Mobility Plan’s Bad Date With ZAP
Began in 2016, Austin's proposed transportation plan still manages to be contentious
By Sarah Marloff, Fri., March 22, 2019
The Austin Strategic Mobility Plan arrives at City Council on March 28; for the last month, in final draft form, it has made the rounds of city commissions for feedback. On Tuesday, March 19, two weeks after the Zoning and Platting Commission received the Austin Transportation Department's ASMP presentation, the commission heard from the public and discussed the plan for two hours, but ended up making no recommendation to Council.
The ASMP, which began in 2016, seeks to update the Austin Metropolitan Area Transportation Plan that's been in effect since 1995. Though only six of the 10 ZAP commissioners were in attendance, the plan – which many agreed "on the whole" was good – still managed to be contentious. As commissioners scrutinized the ASMP's lofty goals to increase public transportation ridership while decreasing single-rider vehicle traffic, ATD Assistant Director Annick Beaudet, in an effort to move the conversation forward, asked ZAP to look at the plan as a target for the city and a way to communicate. Admitting the goals were high, Beaudet called that the "point of the plan" but added, "It's going to take all of us, as residents of Austin, to get there."

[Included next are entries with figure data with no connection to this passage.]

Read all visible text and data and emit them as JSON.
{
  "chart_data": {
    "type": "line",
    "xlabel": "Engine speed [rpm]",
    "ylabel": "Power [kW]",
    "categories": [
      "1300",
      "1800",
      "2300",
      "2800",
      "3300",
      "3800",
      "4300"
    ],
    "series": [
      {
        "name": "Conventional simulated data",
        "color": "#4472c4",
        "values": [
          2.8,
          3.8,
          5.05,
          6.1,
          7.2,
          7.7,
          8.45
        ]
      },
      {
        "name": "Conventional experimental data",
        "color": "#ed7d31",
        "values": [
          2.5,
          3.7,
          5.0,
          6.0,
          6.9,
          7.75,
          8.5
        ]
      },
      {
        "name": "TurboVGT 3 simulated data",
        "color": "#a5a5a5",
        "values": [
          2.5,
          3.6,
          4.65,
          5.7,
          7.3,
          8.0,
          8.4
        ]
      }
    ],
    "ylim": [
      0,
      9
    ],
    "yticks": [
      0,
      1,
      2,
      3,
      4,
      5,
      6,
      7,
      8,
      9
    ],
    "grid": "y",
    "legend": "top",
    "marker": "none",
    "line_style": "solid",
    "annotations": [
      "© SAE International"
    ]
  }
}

On a macro level, fears of gentrification and displacement again arose – specifically concerning the creation of transit-oriented development throughout the city, which Commissioner David King worried would push out long-term, lower-income residents. On a more micro level, Sandra De Leon, president of the Rainey Neighbors Association, spoke to the specific concerns of residents there, where the continued pace of large-scale development has been accompanied by a large spike in traffic.
The commission also urged Beaudet and city staff to stop working in department silos – noting that much of the ASMP is tied to land use and the potential pending revision of city code. At the end, commissioners concluded they had neither time to craft amendments to the plan nor enough votes to send a recommendation to Council. Commissioner Ann Denkler, who abstained from voting, said she and other commissioners would send individual recommendations to Council and ATD by March 26.